Soomri, Inatullah, and five grandchildren sit in their shelter. Jessica Howell/CRS

By Jessica Howell, Catholic Relief Services (CRS is a Caritas member)

The early days of last August seemed fairly unremarkable for the small Pakistani village of Rajo Bhayo, until the Indus River – swollen from days of unending monsoon rains in the north – breached a protective embankment nearby and came swirling towards the village.

Villagers had about an hour to prepare before the flood hit them. “We did not understand what was happening to us when the waters came,” says Soomri, a 75-year old mother of five and grandmother of 23. Panic ensued, with people fleeing to higher ground as quickly as they could, watching their entire village disappear under rapidly-rising water.

Situated in the northeast part of Pakistan’s Sindh province, the village of Rajo Bhayo used to be a bustling farming and fishing community in a fertile swath of land near the Indus River.
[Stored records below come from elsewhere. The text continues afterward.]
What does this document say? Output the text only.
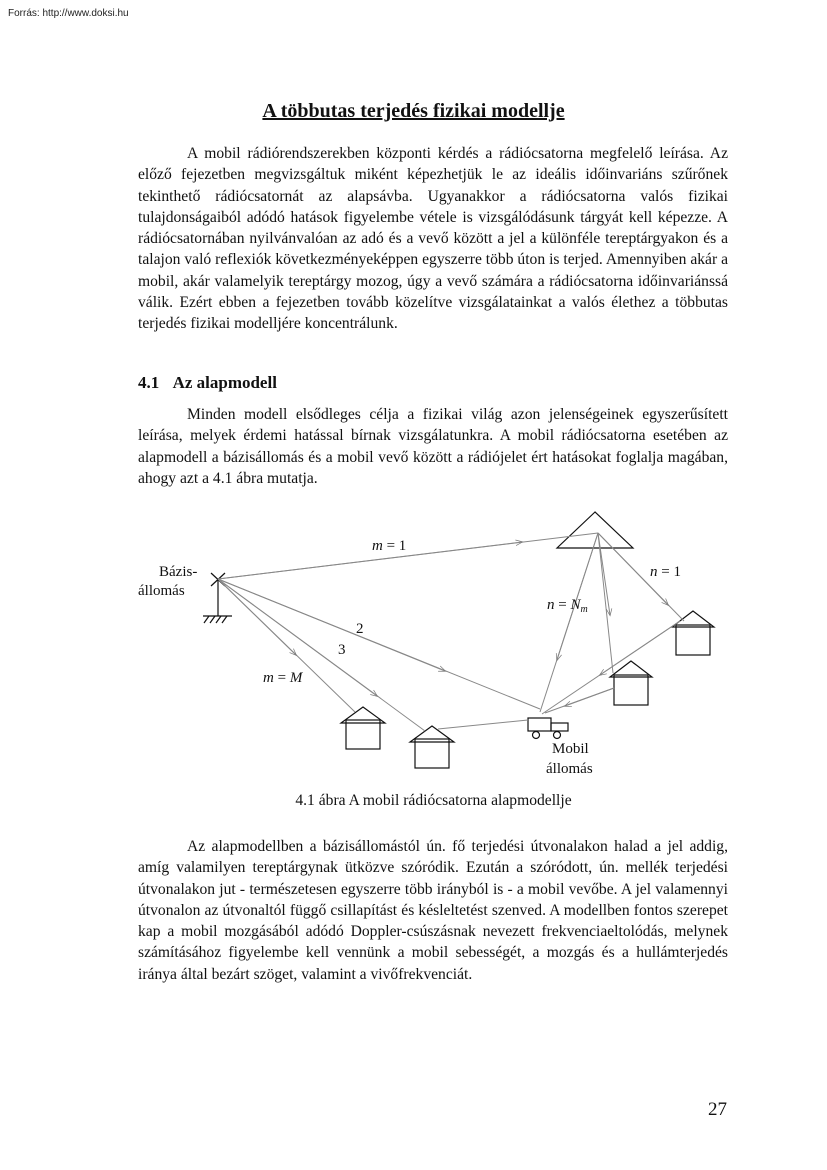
Forrás: http://www.doksi.hu
A többutas terjedés fizikai modellje

A mobil rádiórendszerekben központi kérdés a rádiócsatorna megfelelő leírása. Az előző fejezetben megvizsgáltuk miként képezhetjük le az ideális időinvariáns szűrőnek tekinthető rádiócsatornát az alapsávba. Ugyanakkor a rádiócsatorna valós fizikai tulajdonságaiból adódó hatások figyelembe vétele is vizsgálódásunk tárgyát kell képezze. A rádiócsatornában nyilvánvalóan az adó és a vevő között a jel a különféle tereptárgyakon és a talajon való reflexiók következményeképpen egyszerre több úton is terjed. Amennyiben akár a mobil, akár valamelyik tereptárgy mozog, úgy a vevő számára a rádiócsatorna időinvariánssá válik. Ezért ebben a fejezetben tovább közelítve vizsgálatainkat a valós élethez a többutas terjedés fizikai modelljére koncentrálunk.

4.1 Az alapmodell

Minden modell elsődleges célja a fizikai világ azon jelenségeinek egyszerűsített leírása, melyek érdemi hatással bírnak vizsgálatunkra. A mobil rádiócsatorna esetében az alapmodell a bázisállomás és a mobil vevő között a rádiójelet ért hatásokat foglalja magában, ahogy azt a 4.1 ábra mutatja.

Bázis-
állomás
m = 1
n = 1
$n = N_m$
2
3
m = M
Mobil
állomás
4.1 ábra A mobil rádiócsatorna alapmodellje

Az alapmodellben a bázisállomástól ún. fő terjedési útvonalakon halad a jel addig, amíg valamilyen tereptárgynak ütközve szóródik. Ezután a szóródott, ún. mellék terjedési útvonalakon jut - természetesen egyszerre több irányból is - a mobil vevőbe. A jel valamennyi útvonalon az útvonaltól függő csillapítást és késleltetést szenved. A modellben fontos szerepet kap a mobil mozgásából adódó Doppler-csúszásnak nevezett frekvenciaeltolódás, melynek számításához figyelembe kell vennünk a mobil sebességét, a mozgás és a hullámterjedés iránya által bezárt szöget, valamint a vivőfrekvenciát.

27
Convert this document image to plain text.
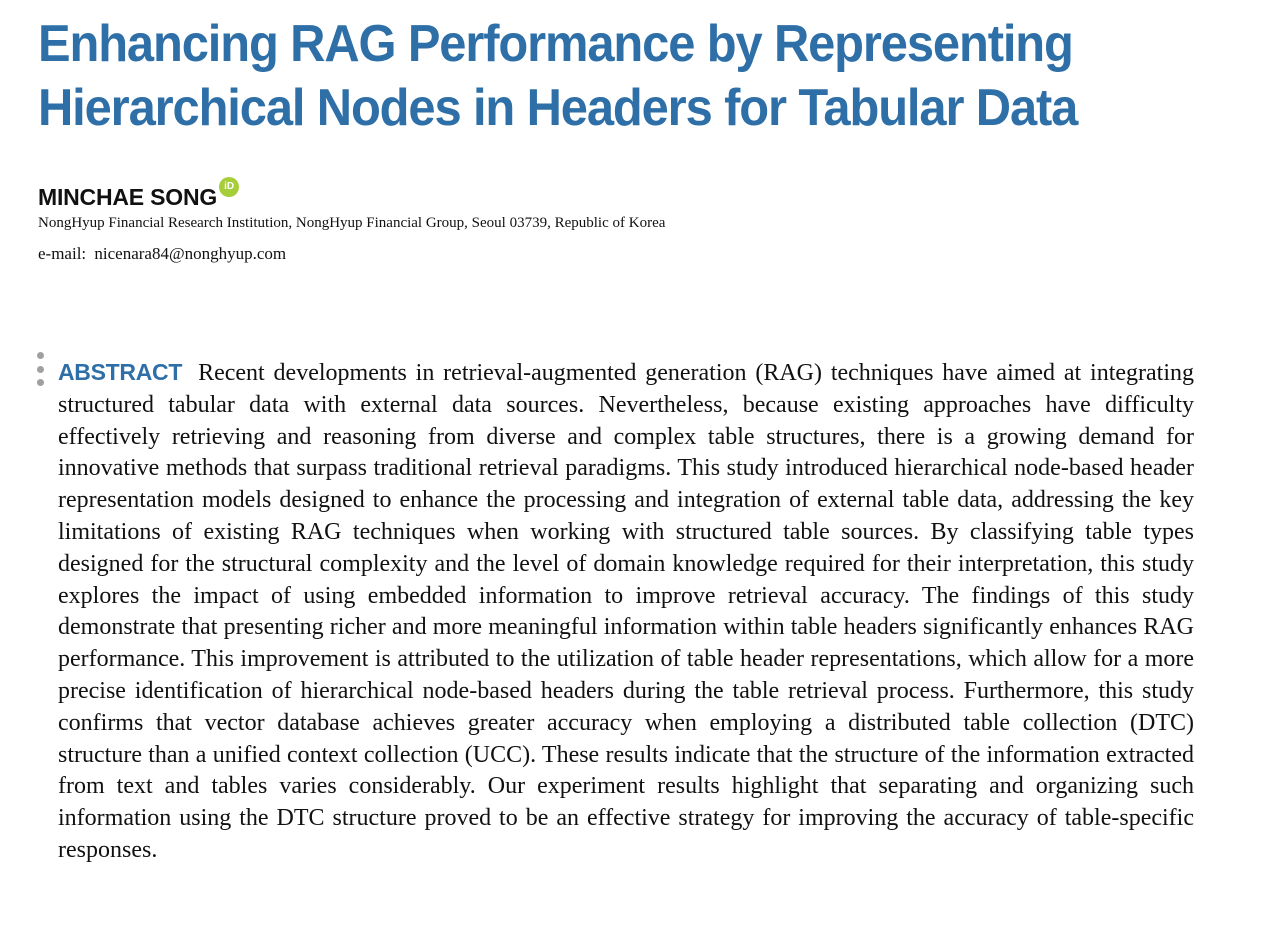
Enhancing RAG Performance by Representing Hierarchical Nodes in Headers for Tabular Data
MINCHAE SONG iD
NongHyup Financial Research Institution, NongHyup Financial Group, Seoul 03739, Republic of Korea
e-mail: nicenara84@nonghyup.com

ABSTRACT Recent developments in retrieval-augmented generation (RAG) techniques have aimed at integrating structured tabular data with external data sources. Nevertheless, because existing approaches have difficulty effectively retrieving and reasoning from diverse and complex table structures, there is a growing demand for innovative methods that surpass traditional retrieval paradigms. This study introduced hierarchical node-based header representation models designed to enhance the processing and integration of external table data, addressing the key limitations of existing RAG techniques when working with structured table sources. By classifying table types designed for the structural complexity and the level of domain knowledge required for their interpretation, this study explores the impact of using embedded information to improve retrieval accuracy. The findings of this study demonstrate that presenting richer and more meaningful information within table headers significantly enhances RAG performance. This improvement is attributed to the utilization of table header representations, which allow for a more precise identification of hierarchical node-based headers during the table retrieval process. Furthermore, this study confirms that vector database achieves greater accuracy when employing a distributed table collection (DTC) structure than a unified context collection (UCC). These results indicate that the structure of the information extracted from text and tables varies considerably. Our experiment results highlight that separating and organizing such information using the DTC structure proved to be an effective strategy for improving the accuracy of table-specific responses.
Now, it’s a barren desert, buried below five feet of sand left behind by the flood waters that tore through here in late summer.

The floods spared nothing – every single house in the community was destroyed, over three-quarters of the livestock drowned, and fishponds and wheat fields were inundated with water. But livelihoods and homes were not the only things lost.

Sumar, a soft-spoken older man with tufts of white hair peeking from under his hat, appears much older than his 55 years. Grief seems to hunch his shoulders and line his face, and for good reason: four of his six children drowned in the floods. “I was in such a panic that day,” he remembers. “I couldn’t take all my children with me.”

Without a place to sleep, Soomri, Sumar and the other community members slept outside in the open air for a month. It was cold and uncomfortable and frightening, especially for the children. “People were hopeless at the beginning,” says Sumar. “You could see it on their faces.”

The flood waters slowly receded and community members returned to their land … but everything they knew as Rajo Bhayo was now beneath five feet of sand. Some roofs stuck through the ground, but mostly it was just sand in every direction. Community members tried to salvage what they could. Some were able to dig out belongings and beds; others just tried to scavenge pieces of wood and brick to rebuild with. Sumar eventually found the bodies of his four children and buried them at the edge of the village.

Catholic Relief Services, a Caritas member operational in Pakistan came to Rajo Bhayo in the wake of the devastating floods to build transitional shelters. The structures, made of bamboo and covered in tarps to keep out moisture, can sleep a whole family. Working with the Research and Development Foundation (RDF), CRS built a model in the community and then provided the materials for 86 more shelters. With the help of skilled laborers hired and trained by CRS and RDF, the people of Rajo Bhayo constructed shelter after shelter on their land. Now, all 550 people are sleeping in them.

“The shelters saved us,” Soomri says. Sharing her space with her son, Inatullah, and his seven children, Soomri expresses pride in owning her own home again. “The children are safe now and we are very happy to live here … it is like my palace.” Sumar, too, is grateful for a place to sleep. While he aches for the children he lost, he takes comfort in the security of a home for his children and grandchildren – who have long lives ahead of them. Despite the uncertainty, Soomri sounds optimistic about the days ahead. “We are not afraid for the future because we have shelter.”